Use of Induced Polarization to Characterize the Hydrogeologic Framework of the Zone of Surface‐Water/Groundwater Exchange at the Hanford 300 Area, WA

An extensive continuous waterborne electrical imaging (CWEI) survey was conducted along the Columbia River corridor adjacent to the U.S. Department of Energy (DOE) Hanford 300 Area, WA, in order to improve the conceptual model for exchange between surface water and U-contaminated groundwater. The primary objective was to determine spatial variability in the depth to the HanfordRingold (H-R) contact, an important lithologic boundary that limits vertical transport of groundwater along the river corridor. Resistivity and induced polarization (IP) measurements were performed along six survey lines parallel to the shore (each greater than 2.5 km in length), with a measurement recorded every 0.5-3.0 m depending on survey speed, resulting in approximately 65,000 measurements. The H-R contact was clearly resolved in images of the normalized chargeability along the river corridor due to the large contrast in surface area (hence polarizability) of the granular material between the two lithologic units. Cross sections of the lithologic structure along the river corridor reveal a large variation in the thickness of the overlying Hanford unit (the aquifer through which contaminated groundwater discharges to the river) and clearly identify locations along the river corridor where the underlying Ringold unit is exposed to the riverbed. Knowing the distribution of the Hanford and Ringold units along the river corridor substantially improves the conceptual model for the hydrogeologic framework regulating U exchange between groundwater and Columbia River water relative to current models based on projections of data from boreholes on land into the river.

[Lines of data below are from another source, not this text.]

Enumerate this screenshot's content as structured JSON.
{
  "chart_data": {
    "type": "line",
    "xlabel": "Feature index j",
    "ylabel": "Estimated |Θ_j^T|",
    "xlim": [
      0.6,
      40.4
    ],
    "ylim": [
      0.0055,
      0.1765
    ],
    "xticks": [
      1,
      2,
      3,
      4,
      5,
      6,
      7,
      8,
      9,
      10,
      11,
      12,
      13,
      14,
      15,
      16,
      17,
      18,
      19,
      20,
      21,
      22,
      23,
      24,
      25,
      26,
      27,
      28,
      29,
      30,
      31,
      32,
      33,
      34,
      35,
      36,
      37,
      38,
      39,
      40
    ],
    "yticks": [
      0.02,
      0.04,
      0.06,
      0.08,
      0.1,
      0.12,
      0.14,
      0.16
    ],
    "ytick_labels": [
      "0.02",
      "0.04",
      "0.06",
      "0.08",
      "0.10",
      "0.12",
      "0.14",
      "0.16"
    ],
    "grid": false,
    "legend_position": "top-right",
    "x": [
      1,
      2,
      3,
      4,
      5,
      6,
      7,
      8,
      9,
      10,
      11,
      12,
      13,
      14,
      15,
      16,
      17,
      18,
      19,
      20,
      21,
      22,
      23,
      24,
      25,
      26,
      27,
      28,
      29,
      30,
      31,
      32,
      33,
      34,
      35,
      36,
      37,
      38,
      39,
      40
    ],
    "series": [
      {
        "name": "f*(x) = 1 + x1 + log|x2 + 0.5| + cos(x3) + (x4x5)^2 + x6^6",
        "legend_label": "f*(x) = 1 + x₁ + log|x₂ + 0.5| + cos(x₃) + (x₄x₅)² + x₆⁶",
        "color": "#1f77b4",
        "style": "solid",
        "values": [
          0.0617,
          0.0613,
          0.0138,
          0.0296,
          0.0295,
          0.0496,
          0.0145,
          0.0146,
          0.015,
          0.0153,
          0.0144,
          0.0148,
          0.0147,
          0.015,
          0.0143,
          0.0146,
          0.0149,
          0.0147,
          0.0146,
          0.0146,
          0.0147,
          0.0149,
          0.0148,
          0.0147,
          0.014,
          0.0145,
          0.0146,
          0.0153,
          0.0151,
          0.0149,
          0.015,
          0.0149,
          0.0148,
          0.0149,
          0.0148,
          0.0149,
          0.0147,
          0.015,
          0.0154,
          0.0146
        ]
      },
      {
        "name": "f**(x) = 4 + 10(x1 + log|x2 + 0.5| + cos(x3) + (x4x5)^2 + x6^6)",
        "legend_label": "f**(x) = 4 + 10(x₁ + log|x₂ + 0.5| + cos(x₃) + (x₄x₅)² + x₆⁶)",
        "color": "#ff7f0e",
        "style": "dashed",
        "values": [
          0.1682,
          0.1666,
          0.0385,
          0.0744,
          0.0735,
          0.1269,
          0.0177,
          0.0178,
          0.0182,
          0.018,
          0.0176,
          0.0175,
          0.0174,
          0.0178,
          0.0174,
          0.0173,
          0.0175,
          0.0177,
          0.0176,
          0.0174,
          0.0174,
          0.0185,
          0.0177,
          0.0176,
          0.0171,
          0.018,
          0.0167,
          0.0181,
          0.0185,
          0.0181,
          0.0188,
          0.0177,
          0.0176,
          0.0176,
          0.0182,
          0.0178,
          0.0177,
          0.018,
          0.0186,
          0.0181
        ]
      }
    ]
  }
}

Use of Time‐Domain Induced Polarization for Lithology Identification: A Case Study from the Hanford 300‐Area

Use of the induced polarization (IP) method, as being applied to determine the hydrostratigraphic framework at the Hanford 300-Area, Washington, offers advantages over electrical resistivity (ER) in yielding information about the physicochemical characteristics of the subsurface. The IP response in soils results from surface polarization that is largely determined by lithology. For non-metallic soils, IP typically shows a weak dependence on fluid conductivity, but strong nearlinear relationships to textural parameters (surface area, grain size, etc.). Compared to the ER method, IP has smaller signal-to-noise ratio, requiring additional care during data acquisition and processing. In particular, appropriate data weight needs to be considered for successful inversion of IP datasets.